A State Board of Nursing hearing regarding these regulations has been scheduled in Harrisburg on February 12. The chapter will submit written testimony and has requested the opportunity to provide comment at the hearing.
This is an update on a recent plea from the American College of Emergency Physicians to voice concerns on a proposed requirement that would make the current situation in the nations Emergency Room even worse. It looks like we had an impact…
The Joint Commission said that it will consider revising a standard requiring pharmacists to prospectively review all medications administered in the emergency department.
The standard has provoked an uproar among emergency physicians, who said it was causing unnecessary delays in providing needed medications to patients in the ED.
While The Joint Commission develops revisions to the medication management standard–a process that likely won’t be complete until at least late 2007–hospitals will be deemed in compliance if a pharmacist conducts a retrospective review of medication orders within 48 hours, according to an announcement in the Joint Commission’s January newsletter.
“This modification will prevent treatment delays while retaining a pharmacist’s involvement,” according to the text of The Joint Commission’s interim provisions for the standard.
The interim provision was instituted after a large effort by ACEP and the emergency medicine community who persistently let The Joint Commission know the impact this standard had in emergency departments nationwide.
“It is a direct result of our concentrated efforts to make The Joint Commission aware of the difficulties and deleterious effect it was having on patient care,” said Marilyn Bromley, R.N., director of ACEP’s emergency medicine practice department.
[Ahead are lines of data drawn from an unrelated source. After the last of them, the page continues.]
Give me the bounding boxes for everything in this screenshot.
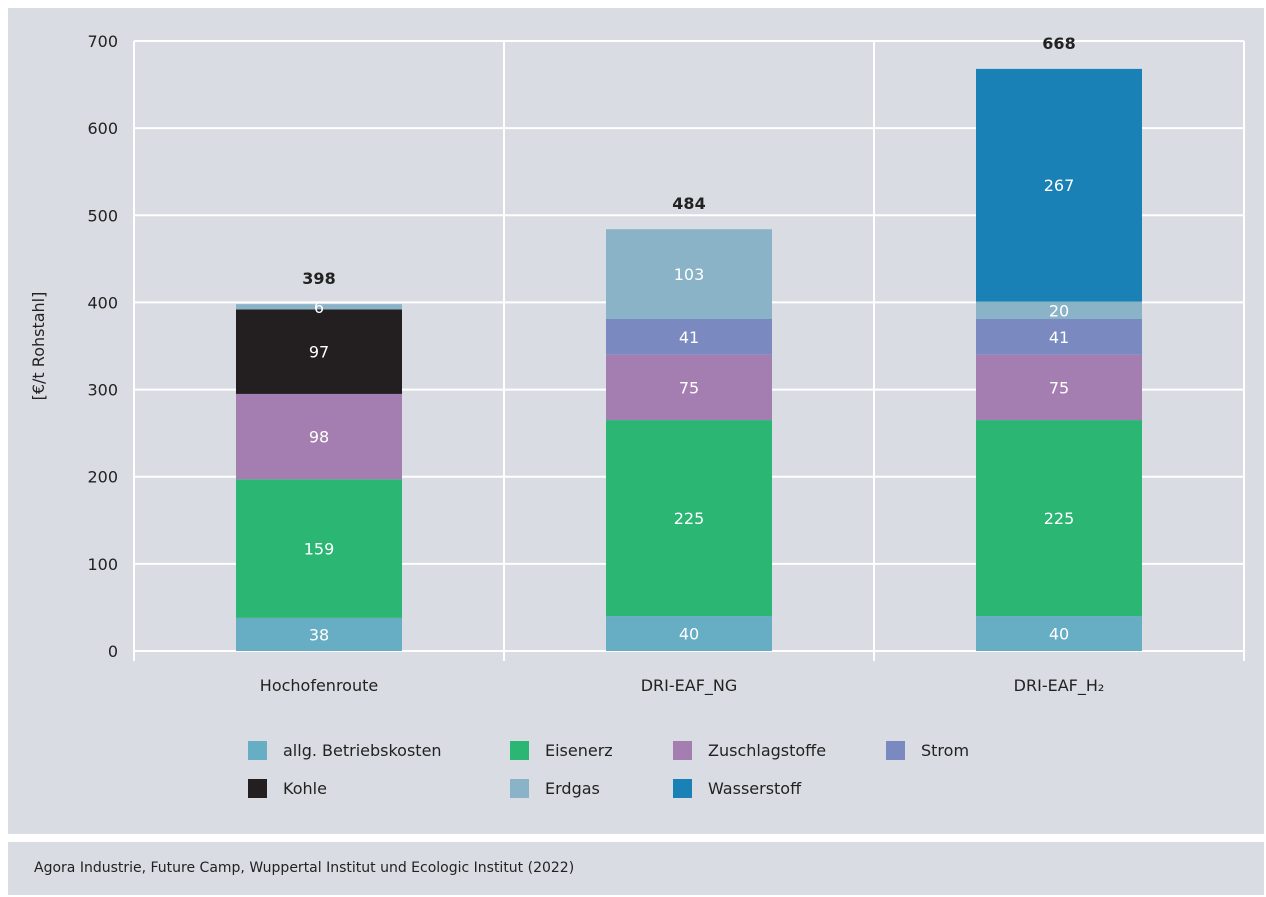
data-label: 103	[674, 265, 705, 284]
data-label: 225	[674, 509, 705, 528]
y-tick-label: 700	[87, 32, 118, 51]
legend-label: Zuschlagstoffe	[708, 740, 827, 760]
legend-item: Erdgas	[510, 776, 600, 800]
y-tick-label: 100	[87, 555, 118, 574]
y-tick-label: 400	[87, 293, 118, 312]
bar-segment	[236, 617, 402, 651]
legend-swatch	[248, 778, 267, 798]
x-tick-label: DRI-EAF_H₂	[1014, 676, 1105, 696]
bar-segment	[976, 616, 1142, 651]
legend-item: Wasserstoff	[673, 776, 801, 800]
data-label: 40	[679, 625, 699, 644]
bar-segment	[976, 318, 1142, 355]
legend-item: allg. Betriebskosten	[248, 738, 442, 762]
data-label: 20	[1049, 301, 1069, 320]
data-label: 41	[679, 328, 699, 347]
legend-label: Kohle	[283, 778, 327, 798]
y-tick-label: 600	[87, 119, 118, 138]
legend-label: Wasserstoff	[708, 778, 802, 798]
legend-swatch	[673, 740, 692, 760]
bar-segment	[606, 420, 772, 617]
total-label: 668	[1042, 34, 1075, 53]
bar-segment	[976, 420, 1142, 617]
legend-item: Strom	[886, 738, 969, 762]
bar-segment	[236, 309, 402, 394]
data-label: 97	[309, 343, 329, 362]
chart-panel: 0 100 200 300 400 500 600 700 [€/t Rohstahl] 38 15…	[8, 8, 1264, 834]
x-tick-label: DRI-EAF_NG	[641, 676, 738, 696]
bar-segment	[976, 354, 1142, 421]
total-label: 484	[672, 194, 705, 213]
legend-swatch	[510, 778, 529, 798]
bar-segment	[606, 354, 772, 421]
data-label: 41	[1049, 328, 1069, 347]
legend-swatch	[248, 740, 267, 760]
legend-item: Eisenerz	[510, 738, 613, 762]
bar-segment	[606, 318, 772, 355]
legend: allg. Betriebskosten Eisenerz Zuschlagstof…	[248, 738, 1048, 818]
data-label: 267	[1044, 176, 1075, 195]
bar-segment	[606, 616, 772, 651]
bar-segment	[606, 229, 772, 319]
source-panel: Agora Industrie, Future Camp, Wuppertal …	[8, 842, 1264, 895]
data-label: 38	[309, 625, 329, 644]
data-label: 98	[309, 428, 329, 447]
legend-item: Kohle	[248, 776, 327, 800]
data-label: 6	[314, 298, 324, 317]
y-tick-label: 500	[87, 206, 118, 225]
x-tick-label: Hochofenroute	[260, 676, 378, 695]
y-tick-label: 0	[108, 642, 118, 661]
legend-item: Zuschlagstoffe	[673, 738, 826, 762]
bar-segment	[976, 301, 1142, 319]
total-label: 398	[302, 269, 335, 288]
legend-label: Erdgas	[545, 778, 600, 798]
legend-label: allg. Betriebskosten	[283, 740, 442, 760]
bar-segment	[236, 479, 402, 618]
y-tick-label: 300	[87, 381, 118, 400]
stacked-bar-chart: 0 100 200 300 400 500 600 700 [€/t Rohstahl] 38 15…	[29, 32, 1245, 696]
legend-swatch	[673, 778, 692, 798]
legend-label: Strom	[921, 740, 970, 760]
legend-swatch	[510, 740, 529, 760]
y-axis-label: [€/t Rohstahl]	[29, 292, 48, 401]
bar-segment	[236, 304, 402, 310]
legend-swatch	[886, 740, 905, 760]
data-label: 75	[679, 378, 699, 397]
legend-label: Eisenerz	[545, 740, 613, 760]
data-label: 75	[1049, 378, 1069, 397]
data-label: 225	[1044, 509, 1075, 528]
data-label: 40	[1049, 625, 1069, 644]
data-label: 159	[304, 540, 335, 559]
y-tick-label: 200	[87, 468, 118, 487]
bar-segment	[976, 68, 1142, 302]
bar-segment	[236, 393, 402, 480]
source-citation: Agora Industrie, Future Camp, Wuppertal …	[34, 860, 575, 876]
In addition, ACEP, the Emergency Nurses Association and AAEM sent a strongly worded letter to The Joint Commission. Subsequently, ACEP kept in constant contact with the Joint Commission’s representatives as the problems caused by the standard got worse.
“ACEP would also like to thank the emergency physicians and nurses who completed The Joint Commission field survey requesting comments on the standard,” Ms. Bromley said. “The united front presented by emergency medicine sent a very powerful message to the Joint Commission.”